In your haste, you may not have noticed the one mile stretch of Rockefeller Park that includes the Cleveland Cultural Gardens. There are a few signs that say “Syrian,” “African American,” or “Italian” along the Blvd., but most of the signs and gardens are entered on East Blvd.

The Cultural Gardens wind through lovely, mature, shade trees and aren’t really a neighborhood by themselves. They are part of University Circle. But the gardens are so distinctive that they deserve their own description.

This property is owned by Cleveland and the city pays for the lights, mowing, and water in the fountains but the upkeep is up to each cultural organization that it represents. Therefore, some gardens are lovingly cared for and others need a lot of attention.

All the gardens have some statuary representing notable people from their culture. Let’s stop here and distinguish between nationality and culture. These are not national gardens. Instead, they represent the culture that may be contained in national boundaries, or may not. Italian food, religious customs, language, dress, and more MAY be contained inside Italy, but Clevelanders know that there is a lot of Italian culture right here in our town.
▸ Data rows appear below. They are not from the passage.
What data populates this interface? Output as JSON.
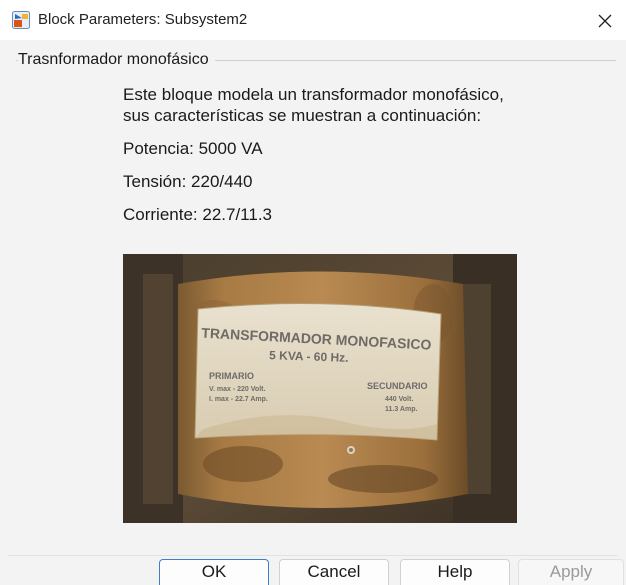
{
  "window": {
    "title": "Block Parameters: Subsystem2",
    "close_glyph": "✕"
  },
  "group": {
    "title": "Trasnformador monofásico"
  },
  "description": "Este bloque modela un transformador monofásico, sus características se muestran a continuación:",
  "specs": [
    "Potencia: 5000 VA",
    "Tensión: 220/440",
    "Corriente: 22.7/11.3"
  ],
  "photo": {
    "label_lines": {
      "heading": "TRANSFORMADOR MONOFASICO",
      "rating": "5 KVA - 60 Hz.",
      "primary_title": "PRIMARIO",
      "primary_v": "V. max - 220 Volt.",
      "primary_i": "I. max - 22.7 Amp.",
      "secondary_title": "SECUNDARIO",
      "secondary_v": "440 Volt.",
      "secondary_i": "11.3 Amp."
    }
  },
  "buttons": {
    "ok": "OK",
    "cancel": "Cancel",
    "help": "Help",
    "apply": "Apply"
  },
  "icons": {
    "app": "simulink-block-icon",
    "close": "close-icon"
  }
}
So those statues that are in the 25 gardens may be of people born in the country, raised in country or maybe just died there. One thing for sure, they are not athletes of the culture. They are poets, statesman, religious leaders, artists, industrialists, philosophers and other intellectual types. Apparently, athletes weren’t erudite enough to make the cut.

Why have the gardens at all? Back in the 1800’s and early 1900’s city leaders wanted to bring all the ethnic communities together to lessen tensions among “foreigners.”They created this “unique memorial to peace and to the richness of our pluralistic society.” Our smart leaders back then realized that this diversity helped the whole city and the gardens helped us respect one another.

That seems, especially today, to be a rather lofty goal. But one thing is for sure. The gardens are a peaceful, inspiring place to walk and rest. Most gardens have flagstone walks that step down to terraces and mason railings with views over the Doan Creek valley running along MLK Blvd. Some have operating fountains, some have benches, some have life sized (make that larger than life) statues, some have only stylish memorials. They all have landscaping that invites rest and contemplation.

The gardens are a beautiful retreat in the city.

The gardens are a beautiful retreat in the city.

The newest garden hasn’t been started yet. It was just dedicated this spring. When finished, the African American Garden will cost $2,000,000 and have an impressive cascading fountain with steps leading from the top (past), down a hill to the present, and finally pointing to the future.
It seems that the Cultural Gardens are a well kept secret to many Clevelanders. But if you are an outdoor enthusiast and also like history then you want to spend part of a day walking your way through these gardens.

(PS. Bring along a trash bay and pick up some litter. The Gardens will thank you.)